Os apoiadores da aliança têm afirmado que Geraldo Alckmin renderia para a chapa de Lula em torno de 5% dos votos do interior paulista – aumentando a possibilidade de vitória no primeiro turno – acalmaria o mercado financeiro, ajudaria na reconstrução do Estado brasileiro, tiraria votos da candidatura de João Dória Jr., e derrotaria a um só tempo o fascismo bolsonarista e o autoritarismo lavajatista de Sérgio Moro. Nenhum comentário sobre a Opus Dei, o massacre da ocupação do Pinheirinho, a violência da PM paulista. Silêncio total, e ainda querem o silêncio da militância porque “o homem sabe o que faz”.
Os detratores da chapa se dividem no tom e no teor da crítica. Os críticos moderados têm afirmado que não é o momento de o PT escolher o candidato a vice-presidente, pois Lula lidera a corrida eleitoral com boa vantagem nas pesquisas divulgadas até o momento, de maneira que os interessados que lutem. No entanto, nos bastidores, esse grupo de petistas tem mobilizado a legenda bate-pau da esquerda radical, cujo presidente gosta de fazer cosplay de “falcon guerrilheiro sênior” para fazer uma cruzada contra o que ele chama de “esquerda liberal”. Recentemente, gastou tempo e energia para apimentar todo tipo de fake news contra o candidato ao governo do estado de São Paulo pelo PSOL, Guilherme Boulos, uma liderança de projeção nacional, com denuncias sem provas, mas com convicção.

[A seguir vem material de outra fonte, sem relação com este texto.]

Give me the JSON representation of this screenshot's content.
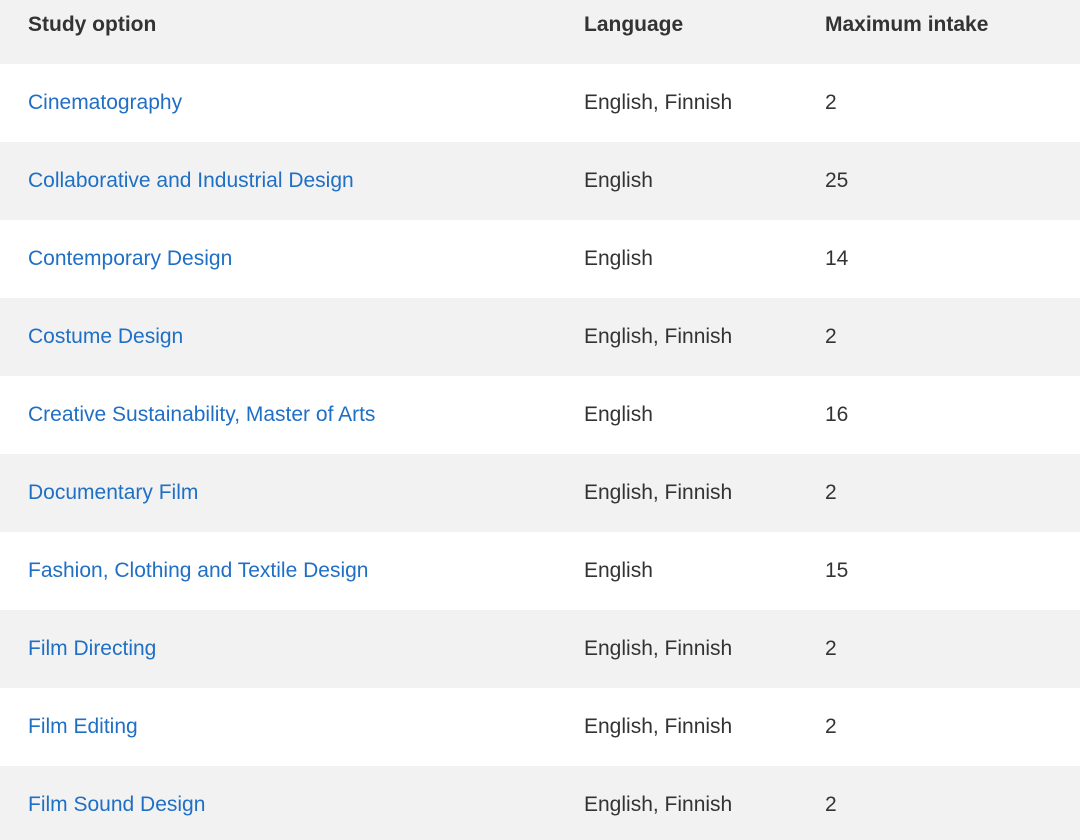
{
  "table": {
    "headers": {
      "study_option": "Study option",
      "language": "Language",
      "maximum_intake": "Maximum intake"
    },
    "rows": [
      {
        "study_option": "Cinematography",
        "language": "English, Finnish",
        "maximum_intake": "2"
      },
      {
        "study_option": "Collaborative and Industrial Design",
        "language": "English",
        "maximum_intake": "25"
      },
      {
        "study_option": "Contemporary Design",
        "language": "English",
        "maximum_intake": "14"
      },
      {
        "study_option": "Costume Design",
        "language": "English, Finnish",
        "maximum_intake": "2"
      },
      {
        "study_option": "Creative Sustainability, Master of Arts",
        "language": "English",
        "maximum_intake": "16"
      },
      {
        "study_option": "Documentary Film",
        "language": "English, Finnish",
        "maximum_intake": "2"
      },
      {
        "study_option": "Fashion, Clothing and Textile Design",
        "language": "English",
        "maximum_intake": "15"
      },
      {
        "study_option": "Film Directing",
        "language": "English, Finnish",
        "maximum_intake": "2"
      },
      {
        "study_option": "Film Editing",
        "language": "English, Finnish",
        "maximum_intake": "2"
      },
      {
        "study_option": "Film Sound Design",
        "language": "English, Finnish",
        "maximum_intake": "2"
      }
    ]
  },
  "colors": {
    "link": "#1f6fc5",
    "text": "#333333",
    "stripe": "#f2f2f2"
  }
}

Os críticos mais irascíveis fazem parte da turma que adora exibir seus conhecimentos sobre a Revolução Russa de 1917, mas desconhece a Lei Orgânica criada por ocasião da Revolução Pernambucana de 1817, um século antes, vejam só. Talvez seja por isso que vivem a repetir platitudes como a nossa Independência Política ter sido um grande acordo nacional e que Jair Bolsonaro era o melhor candidato para ser derrotado pelo PT no segundo turno de 2018. Como se não bastasse, depois de passar os governos petistas em silêncio ou justificando todo tipo de aliança em nome da governabilidade, esses críticos têm afirmado que Lula só derrotará o fascismo bolsonarista se radicalizar na escolha do vice e num programa que, depois de alguns ensaios, equivaleria à nossa primeira revolução social.

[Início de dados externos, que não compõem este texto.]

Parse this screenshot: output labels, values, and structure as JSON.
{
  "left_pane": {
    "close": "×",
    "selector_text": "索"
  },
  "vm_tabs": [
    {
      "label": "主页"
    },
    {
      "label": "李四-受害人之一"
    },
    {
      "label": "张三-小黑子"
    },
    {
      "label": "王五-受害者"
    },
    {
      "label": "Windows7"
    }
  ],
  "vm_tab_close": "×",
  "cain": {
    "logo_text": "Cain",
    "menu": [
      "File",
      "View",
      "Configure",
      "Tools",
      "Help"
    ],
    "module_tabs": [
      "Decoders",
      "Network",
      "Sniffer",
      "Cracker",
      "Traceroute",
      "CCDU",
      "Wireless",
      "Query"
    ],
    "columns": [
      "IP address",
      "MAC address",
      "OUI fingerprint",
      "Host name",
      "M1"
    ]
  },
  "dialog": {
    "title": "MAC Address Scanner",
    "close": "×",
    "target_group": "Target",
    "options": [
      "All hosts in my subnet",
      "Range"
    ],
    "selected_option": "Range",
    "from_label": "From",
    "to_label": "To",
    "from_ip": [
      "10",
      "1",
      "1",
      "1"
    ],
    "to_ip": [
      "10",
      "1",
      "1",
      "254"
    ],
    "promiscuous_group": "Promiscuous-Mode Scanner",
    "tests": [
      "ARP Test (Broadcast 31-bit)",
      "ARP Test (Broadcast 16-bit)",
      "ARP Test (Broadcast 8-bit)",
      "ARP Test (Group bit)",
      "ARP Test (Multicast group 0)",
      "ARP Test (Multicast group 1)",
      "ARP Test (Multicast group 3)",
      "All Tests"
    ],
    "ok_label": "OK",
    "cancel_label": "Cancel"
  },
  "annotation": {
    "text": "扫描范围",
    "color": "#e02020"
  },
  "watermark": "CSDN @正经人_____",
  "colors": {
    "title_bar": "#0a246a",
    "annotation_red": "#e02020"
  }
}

Cumpre destacar que o denominador comum dessas turmas é a ausência de outros universos possíveis para compor a vice-presidência da chapa petista e construir um projeto de Brasil diverso e plural: não cogita um homem negro ou indígena ou uma mulher negra ou indígena, ou mesmo uma candidatura da jabuticaba burguesia nacional, alguém do Norte, ou do Nordeste com seu cinturão progressista que deu 48 milhões de votos para o professor Fernando Haddad.
Por isso, mesmo como militante filiada ao PT e membra do Conselho de Pesquisa e Documentação Sérgio Buarque de Holanda, da Fundação Perseu Abramo, se a chapa Lula & Alckmin for a única capaz de derrotar Jair Bolsonaro nas eleições de 2022, votarei nela porque sei a diferença entre um liberal e um fascista. Mas confesso publicamente que sem o menor entusiasmo com esse museu de grandes novidades que é a política brasileira. Explico e desenvolverei o argumento sem alterar o samba tanto assim: a chapa Lula & Alckmin poderá derrotar Jair Bolsonaro em 2022, mas não conseguirá derrotar o bolsonarismo se boicotar os candidatos de centro-esquerda para eleger candidatos do centro, sem tensionar o bolsonarismo.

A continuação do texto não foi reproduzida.